High-dose melphalan (HDM) followed by autologous stem-cell transplantation (ASCT) is the standard of care for transplant-eligible patients with multiple myeloma (MM). Sonneveld and colleagues reported the long-term follow-up results of the HOVON-65/GMMG-HD4 trial, which had previously demonstrated bortezomib-based induction and maintenance regimens followed by HDM and ASCT significantly improved survival outcomes in transplant-eligible patients with newly diagnosed MM compared with standard.1,2 The HOVON-65/GMMG-HD4 trial randomized 827 eligible patients to standard induction therapy with vincristine/doxorubicin/dexamethasone or the bortezomib-based bortezomib/doxorubicin/dexamethasone regimen, followed by HDM/ASCT. Patients received maintenance therapy with a daily thalidomide regimen (control) or twice-weekly bortezomib treatment in the experimental arm for 2 years.

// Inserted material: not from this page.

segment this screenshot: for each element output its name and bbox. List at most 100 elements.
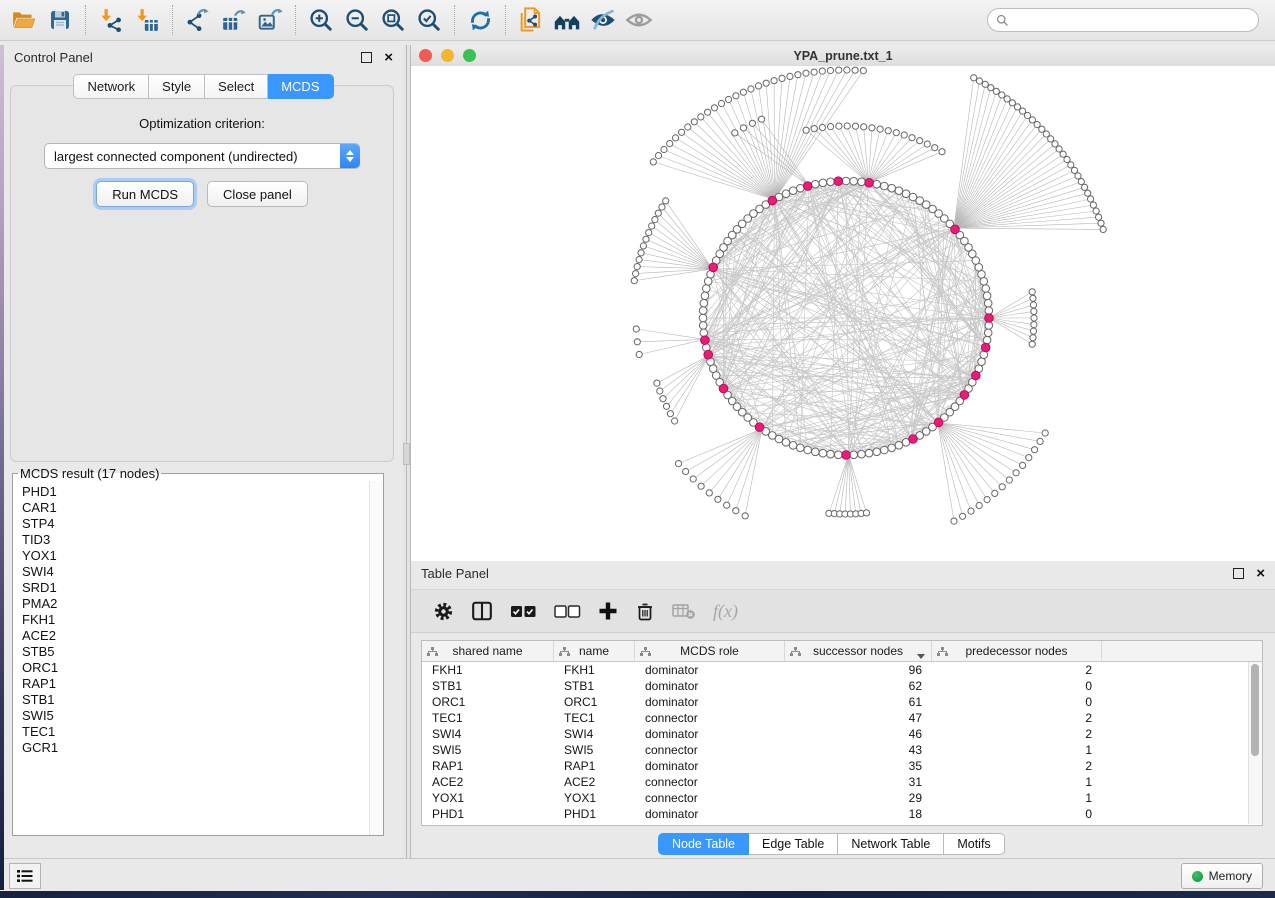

At a median follow-up of 91.4 months, patients who received bortezomib-based regimen achieved significantly higher rates of complete response (37% vs 25%), ≥very good partial response (26% vs 21%), and overall response rate (91% vs 83%) compared with the standard regimen. Median progression-free survival (PFS) was significantly prolonged with bortezomib-based regimen (34 months vs 28 months; hazard ratio, 0.77; P = .001) compared with standard regimen. However, this PFS benefit did not translate into an improvement in overall survival (OS; median OS: 90 months vs 83 months) in the primary analysis, although a significant prolongation by 4.8 months was observed in a univariate analysis (P = .04). The bortezomib-containing cohort derived a significant OS benefit at 60 months with double HDM/ASCT (71% vs 60%; P = .04), whereas administration of single versus double HDM/ASCT did not provide PFS benefit at 60 months. Subgroup analysis (n = 395) based on presence or absence of adverse chromosomal abnormalities found that bortezomib treatment plus double HDM/ASCT in the subset of patients with del(17p) significantly improved PFS and OS, while it did not benefit patients with t(4;14) and add(1q) abnormalities. Patients with renal impairment (serum creatinine >2 mg/dL) also achieved similar improvements in PFS at 60 months (32% vs 5%; P = .001) and OS at 60 months (66% vs 21%; P <.001). Based on these results, the authors concluded that bortezomib-based induction and maintenance was associated with significant and durable survival improvements, and may significantly reduce the unfavorable effects of del(17p) and renal impairment on survival of patients with newly diagnosed MM.
- Sonneveld P, et al. J Clin Oncol. 2012;30:2946-2955.